Der Knüller am Entwurf der Jungs für die Flure im zukünftigen Neubau ist der Fußboden mit einem Streifen aus Panzerglas. Dieses Element setzt sich von Stockwerk zu Stockwerk fort und so entsteht ein Lichtschacht, denn im Flur des obersten Stockwerks bildet die Glasdecke den Abschluss. „Die Schüler haben sich dabei vom städtischen Kunstmuseum inspirieren lassen“, berichtet Zbrik. Fachkundige Anleitungen für ihre Modelle bekamen sie von der Architektin Dörte Meinerling. „Bevor man die Schüler beteiligt, muss man sie auf dem entsprechenden Gebiet schulen“, sagt Zbik. Nicht nur Zbik und Böcher loben die Entwürfe der Zwölf-bis 14-jährigen, sondern auch die Architektin findet, dass sie erstaunlich gut durchdacht sind.

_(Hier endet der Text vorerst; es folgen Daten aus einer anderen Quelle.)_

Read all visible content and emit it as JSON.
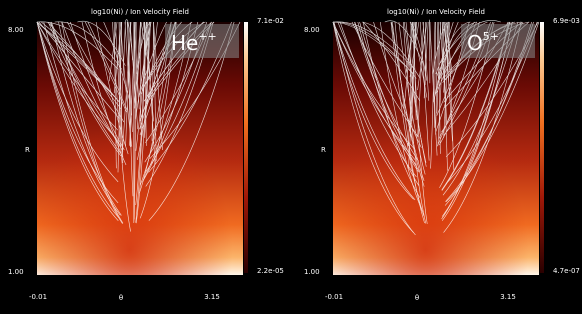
{
  "panels": [
    {
      "title": "log10(Ni) / Ion Velocity Field",
      "species": "He",
      "charge": "++",
      "y_label": "R",
      "y_top": "8.00",
      "y_bottom": "1.00",
      "x_label": "θ",
      "x_left": "-0.01",
      "x_right": "3.15",
      "colorbar_max": "7.1e-02",
      "colorbar_min": "2.2e-05"
    },
    {
      "title": "log10(Ni) / Ion Velocity Field",
      "species": "O",
      "charge": "5+",
      "y_label": "R",
      "y_top": "8.00",
      "y_bottom": "1.00",
      "x_label": "θ",
      "x_left": "-0.01",
      "x_right": "3.15",
      "colorbar_max": "6.9e-03",
      "colorbar_min": "4.7e-07"
    }
  ]
}
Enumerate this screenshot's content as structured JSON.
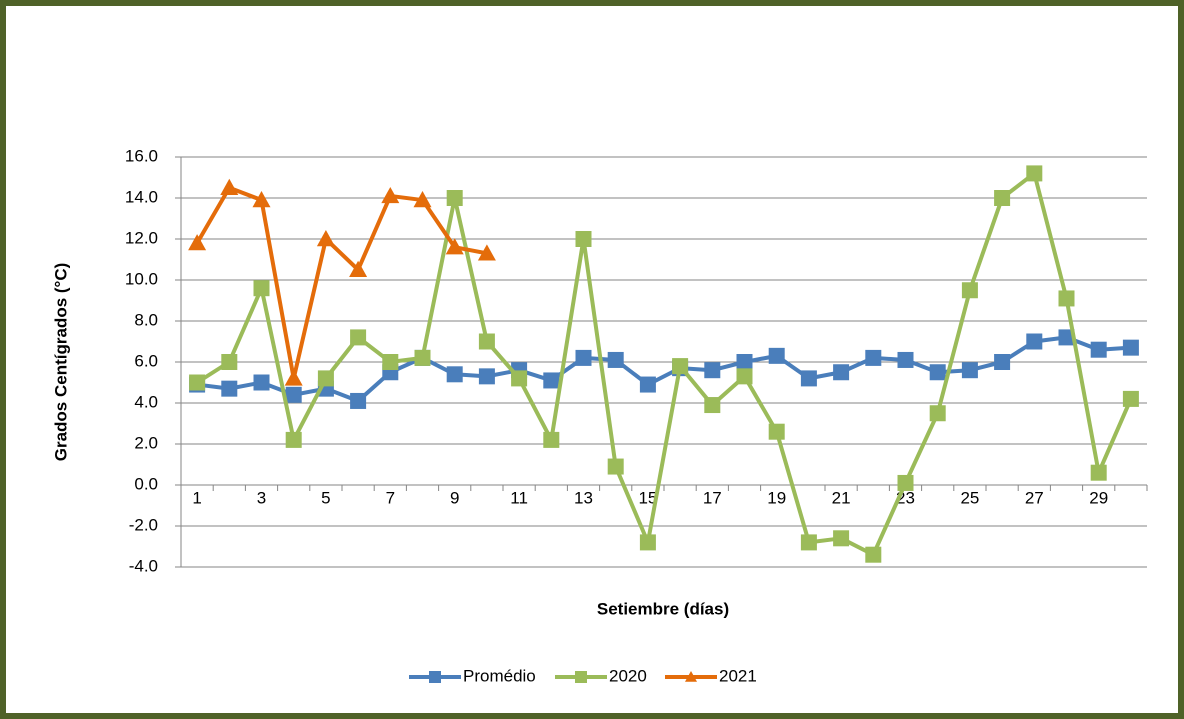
{
  "chart_data": {
    "type": "line",
    "y_axis_title": "Grados Centígrados (°C)",
    "x_axis_title": "Setiembre (días)",
    "categories": [
      "1",
      null,
      "3",
      null,
      "5",
      null,
      "7",
      null,
      "9",
      null,
      "11",
      null,
      "13",
      null,
      "15",
      null,
      "17",
      null,
      "19",
      null,
      "21",
      null,
      "23",
      null,
      "25",
      null,
      "27",
      null,
      "29",
      null
    ],
    "series": [
      {
        "name": "Promédio",
        "color": "#4a7ebb",
        "marker": "square",
        "values": [
          4.9,
          4.7,
          5.0,
          4.4,
          4.7,
          4.1,
          5.5,
          6.2,
          5.4,
          5.3,
          5.6,
          5.1,
          6.2,
          6.1,
          4.9,
          5.7,
          5.6,
          6.0,
          6.3,
          5.2,
          5.5,
          6.2,
          6.1,
          5.5,
          5.6,
          6.0,
          7.0,
          7.2,
          6.6,
          6.7
        ]
      },
      {
        "name": "2020",
        "color": "#9bbb59",
        "marker": "square",
        "values": [
          5.0,
          6.0,
          9.6,
          2.2,
          5.2,
          7.2,
          6.0,
          6.2,
          14.0,
          7.0,
          5.2,
          2.2,
          12.0,
          0.9,
          -2.8,
          5.8,
          3.9,
          5.3,
          2.6,
          -2.8,
          -2.6,
          -3.4,
          0.1,
          3.5,
          9.5,
          14.0,
          15.2,
          9.1,
          0.6,
          4.2
        ]
      },
      {
        "name": "2021",
        "color": "#e46c0a",
        "marker": "triangle",
        "values": [
          11.8,
          14.5,
          13.9,
          5.2,
          12.0,
          10.5,
          14.1,
          13.9,
          11.6,
          11.3,
          null,
          null,
          null,
          null,
          null,
          null,
          null,
          null,
          null,
          null,
          null,
          null,
          null,
          null,
          null,
          null,
          null,
          null,
          null,
          null
        ]
      }
    ],
    "ylim": [
      -4,
      16
    ],
    "yticks": [
      {
        "value": -4,
        "label": "-4.0"
      },
      {
        "value": -2,
        "label": "-2.0"
      },
      {
        "value": 0,
        "label": "0.0"
      },
      {
        "value": 2,
        "label": "2.0"
      },
      {
        "value": 4,
        "label": "4.0"
      },
      {
        "value": 6,
        "label": "6.0"
      },
      {
        "value": 8,
        "label": "8.0"
      },
      {
        "value": 10,
        "label": "10.0"
      },
      {
        "value": 12,
        "label": "12.0"
      },
      {
        "value": 14,
        "label": "14.0"
      },
      {
        "value": 16,
        "label": "16.0"
      }
    ],
    "grid": true,
    "legend_position": "bottom"
  }
}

Beim Schulfest haben auch Jule Dane und Marlene Silbermann ihr Modell eines Dachgartens auf dem bestehenden Klinkerbau präsentiert. „Wir haben da eine Art Wintergarten oben drauf gebaut, mit Schiebetüren aus Glas“, erklärt Marlene Silbermann das Konzept. Das besteht aus einem großen Raum „zum Chillen und für Gruppenarbeit“, wie die beiden Schülerinnen betonen, und mehreren kleinen Räumchen mit Matratzen zum Ausruhen. Auf den Freiflächen stehen Liegestühle und jede Jahrgangsstufe soll auf der Dachterrasse ein Beet bekommen. „Das sollen die Schüler ihre ganze Schulzeit über pflegen und dort etwas anpflanzen“, sagt Jule Dane.

Mehr Wohnlichkeit

Leonie Pföhler und Lea Arneyingho haben sich dagegen überlegt, wie sie natürliche Formen in den Schulflur bringen könnten, und haben sich für die Bienenwabe als Stilelement entschieden. Sechseckige Sitzelemente und kleine Sofas, Klapptische an den Wänden und hier und da einen Paravent haben sie in ihren Modellflur gebaut. „Wichtig sind auch die Schließfächer. Die sind jetzt unten in der Schule, aber wir haben die Schränke neben die Klassenzimmer gestellt, denn das ist viel praktischer “, erklären die beiden. Ein Flur ist ein Aufenthaltsraum, darin waren sich alle teilnehmenden Schüler einig und deshalb sollte auf alle Fälle dort Sitzgelegenheiten geben.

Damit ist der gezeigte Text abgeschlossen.